At the heart of the story is the apparent suicide of elderly Civil War Col. Augustine Chastaine who, two decades

after the end of the Civil War, viciously slit the throat of his wife and then shot himself. Sheriff Raifer Jackson,

however, believes that this may be a double homicide, and suspicion falls upon Jake Gold, an itinerant peddler

with many secrets to conceal, not the least of which is that he is a Jewish immigrant in the post-Reconstruction

South, where racial, religious and ethnic prejudice abounds.

Jake must stay one step ahead of the law, as well as the racist Knights of the White Camellia, as he interacts with

blacks and whites, former slaves, Cajuns, crusty white field hands, and free men of color as he tries to keep one

final promise before more lives are lost and he loses the opportunity to clear his name.




Q&A with Michael H. Rubin

You’ve been a successful attorney for years; what inspired you take on the new challenge of

writing a thriller deeply rooted in Southern history?

As a Louisiana native and history buff, I’ve always been fascinated by Louisiana’s unique multicultural

society, from the early French and Spanish settlers who displaced and later oppressed the native

population to the 18th and 19th centuries’ freemen of color, the reprehensible slave trade, the numerous

immigrant groups, and those who came south during America’s expansion. I sought to create a

compelling story that ties the past to the present and deals with an evolving sense of what constitutes

“justice.”

How did you develop the main character of Jake Gold, the chameleon-like peddler who becomes

the subject of a massive manhunt?

My great-grandfather, a Russian immigrant who began his career as an itinerant peddler in the Deep

South and who had encounters with marauding bands of white supremacists, was the inspiration for

Jake. Although the setting is historically accurate, Jake and his adventures are purely fictional.

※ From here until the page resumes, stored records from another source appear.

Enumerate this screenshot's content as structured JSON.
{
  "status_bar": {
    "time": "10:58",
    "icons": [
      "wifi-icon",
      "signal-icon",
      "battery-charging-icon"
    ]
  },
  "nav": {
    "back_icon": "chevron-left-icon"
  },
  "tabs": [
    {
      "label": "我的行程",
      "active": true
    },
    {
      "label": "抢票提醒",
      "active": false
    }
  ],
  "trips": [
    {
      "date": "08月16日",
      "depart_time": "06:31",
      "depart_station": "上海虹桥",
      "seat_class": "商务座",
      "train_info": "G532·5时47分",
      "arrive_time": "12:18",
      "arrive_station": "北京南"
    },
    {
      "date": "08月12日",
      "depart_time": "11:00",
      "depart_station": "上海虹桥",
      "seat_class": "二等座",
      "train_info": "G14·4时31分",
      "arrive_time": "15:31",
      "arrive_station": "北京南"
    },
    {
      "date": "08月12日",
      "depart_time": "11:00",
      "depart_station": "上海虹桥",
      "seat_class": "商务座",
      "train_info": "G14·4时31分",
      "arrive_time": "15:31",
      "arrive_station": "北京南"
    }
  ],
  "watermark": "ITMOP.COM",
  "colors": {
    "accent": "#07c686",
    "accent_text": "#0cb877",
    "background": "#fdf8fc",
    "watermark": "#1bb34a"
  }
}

What is it about a southern plantation, usually romanticized in fiction, that drew you for the

setting of the book?

Both before the Civil War and during and after Reconstruction, plantations were the crucibles for

interactions between blacks and whites, between the educated and the unschooled, between southern

“aristocracy” and the merchant class, between those whose livelihood was tied to the land and those

whose only interest was commerce, and between those who enforced laws (both just and unjust) and

those whose power emanated from guns and violence. All of these came together on Louisiana

plantations and form the basis for the novel.

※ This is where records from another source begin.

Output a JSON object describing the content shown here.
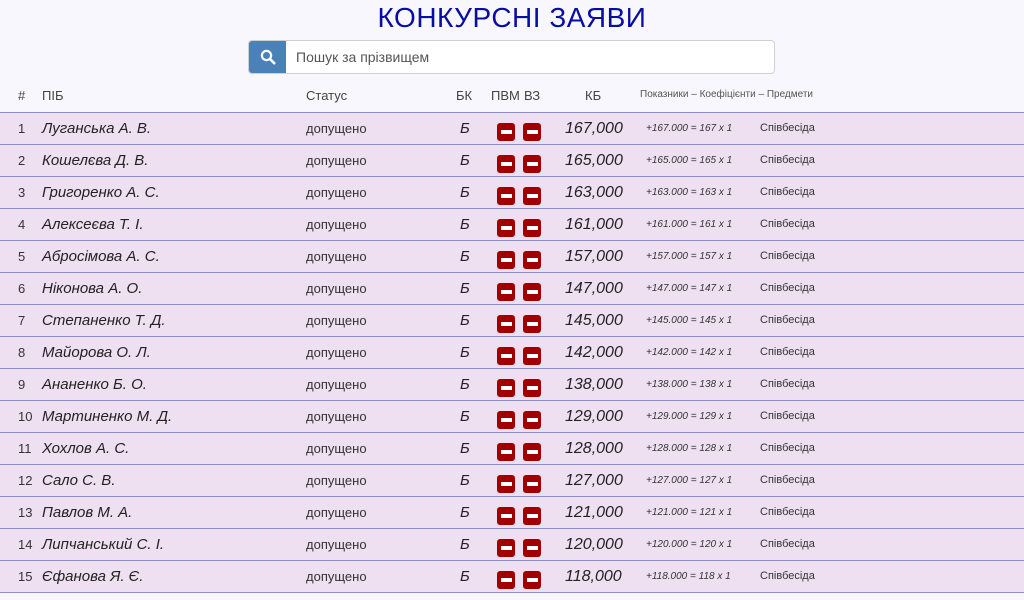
{
  "page": {
    "title": "КОНКУРСНІ ЗАЯВИ"
  },
  "search": {
    "icon": "search-icon",
    "placeholder": "Пошук за прізвищем",
    "value": ""
  },
  "table": {
    "columns": {
      "num": "#",
      "name": "ПІБ",
      "status": "Статус",
      "bk": "БК",
      "pvm": "ПВМ",
      "vz": "ВЗ",
      "kb": "КБ",
      "details": "Показники – Коефіцієнти – Предмети"
    },
    "rows": [
      {
        "num": "1",
        "name": "Луганська А. В.",
        "status": "допущено",
        "bk": "Б",
        "kb": "167,000",
        "formula": "+167.000 = 167 х 1",
        "subject": "Співбесіда"
      },
      {
        "num": "2",
        "name": "Кошелєва Д. В.",
        "status": "допущено",
        "bk": "Б",
        "kb": "165,000",
        "formula": "+165.000 = 165 х 1",
        "subject": "Співбесіда"
      },
      {
        "num": "3",
        "name": "Григоренко А. С.",
        "status": "допущено",
        "bk": "Б",
        "kb": "163,000",
        "formula": "+163.000 = 163 х 1",
        "subject": "Співбесіда"
      },
      {
        "num": "4",
        "name": "Алексеєва Т. І.",
        "status": "допущено",
        "bk": "Б",
        "kb": "161,000",
        "formula": "+161.000 = 161 х 1",
        "subject": "Співбесіда"
      },
      {
        "num": "5",
        "name": "Абросімова А. С.",
        "status": "допущено",
        "bk": "Б",
        "kb": "157,000",
        "formula": "+157.000 = 157 х 1",
        "subject": "Співбесіда"
      },
      {
        "num": "6",
        "name": "Ніконова А. О.",
        "status": "допущено",
        "bk": "Б",
        "kb": "147,000",
        "formula": "+147.000 = 147 х 1",
        "subject": "Співбесіда"
      },
      {
        "num": "7",
        "name": "Степаненко Т. Д.",
        "status": "допущено",
        "bk": "Б",
        "kb": "145,000",
        "formula": "+145.000 = 145 х 1",
        "subject": "Співбесіда"
      },
      {
        "num": "8",
        "name": "Майорова О. Л.",
        "status": "допущено",
        "bk": "Б",
        "kb": "142,000",
        "formula": "+142.000 = 142 х 1",
        "subject": "Співбесіда"
      },
      {
        "num": "9",
        "name": "Ананенко Б. О.",
        "status": "допущено",
        "bk": "Б",
        "kb": "138,000",
        "formula": "+138.000 = 138 х 1",
        "subject": "Співбесіда"
      },
      {
        "num": "10",
        "name": "Мартиненко М. Д.",
        "status": "допущено",
        "bk": "Б",
        "kb": "129,000",
        "formula": "+129.000 = 129 х 1",
        "subject": "Співбесіда"
      },
      {
        "num": "11",
        "name": "Хохлов А. С.",
        "status": "допущено",
        "bk": "Б",
        "kb": "128,000",
        "formula": "+128.000 = 128 х 1",
        "subject": "Співбесіда"
      },
      {
        "num": "12",
        "name": "Сало С. В.",
        "status": "допущено",
        "bk": "Б",
        "kb": "127,000",
        "formula": "+127.000 = 127 х 1",
        "subject": "Співбесіда"
      },
      {
        "num": "13",
        "name": "Павлов М. А.",
        "status": "допущено",
        "bk": "Б",
        "kb": "121,000",
        "formula": "+121.000 = 121 х 1",
        "subject": "Співбесіда"
      },
      {
        "num": "14",
        "name": "Липчанський С. І.",
        "status": "допущено",
        "bk": "Б",
        "kb": "120,000",
        "formula": "+120.000 = 120 х 1",
        "subject": "Співбесіда"
      },
      {
        "num": "15",
        "name": "Єфанова Я. Є.",
        "status": "допущено",
        "bk": "Б",
        "kb": "118,000",
        "formula": "+118.000 = 118 х 1",
        "subject": "Співбесіда"
      }
    ]
  },
  "colors": {
    "title": "#0a0ea0",
    "search_button": "#4a82b8",
    "row_background": "#efe0f1",
    "row_border": "#8d8dd0",
    "flag": "#a00000"
  }
}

Why were you interested in making cultural diversity, racial tension, and the search for the truth

the novel’s underlying themes?

Truth and identity are intertwined. “The Cottoncrest Curse” is concerned with three universal

questions. Can we really know every significant aspect of our family’s history? How are our

relationships affected by our preconceived stereotypes and by our own sense of identity? And, do we

have an obligation to tell the unvarnished truth if it helps some but injures others?

What kind of research went into writing “The Cottoncrest Curse?”

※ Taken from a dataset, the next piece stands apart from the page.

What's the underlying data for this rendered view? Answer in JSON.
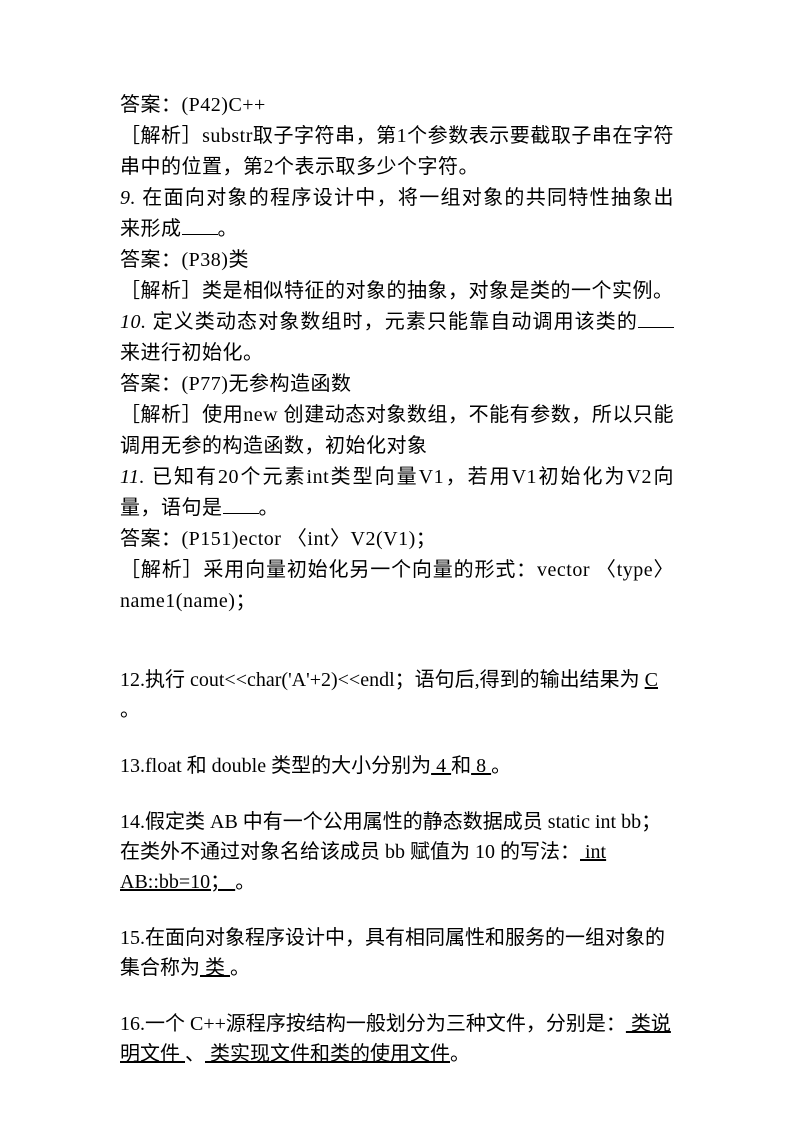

A great deal of historical research underpins the entire book, ranging from events in the Civil War, the

plantation system in the 1890s, the intricacies of sugar-cane agriculture, the background of the famous

case of Plessy v. Ferguson (the “separate-but-equal” litigation that arose in Louisiana), which was

overturned by the Brown v. Board of Education decision in 1954, and the Freedom Riders of the 1960s.

My Review:
This is a great book about family secrets and how there is always somebody that knows what happened. I really enjoyed the mystery of how people kept dying at this cursed house. I did not know what Jenny really did except towards the end, and I never would have guessed it. I was in awe of the author that he was able to write a story tat took place in basically three different eras, He also did a great job depicting life of the characters that lived in those times. From The Great Depression to segregation laws to the KKK to present day, this author took me through history. My favorite part was the beginning during the tour. It was really cool to hear from a tour guide, and then to read about the people that made that place famous, as they were making it famous. I am giving this book a 5/5. I was given a copy to review, however all opinions are my own.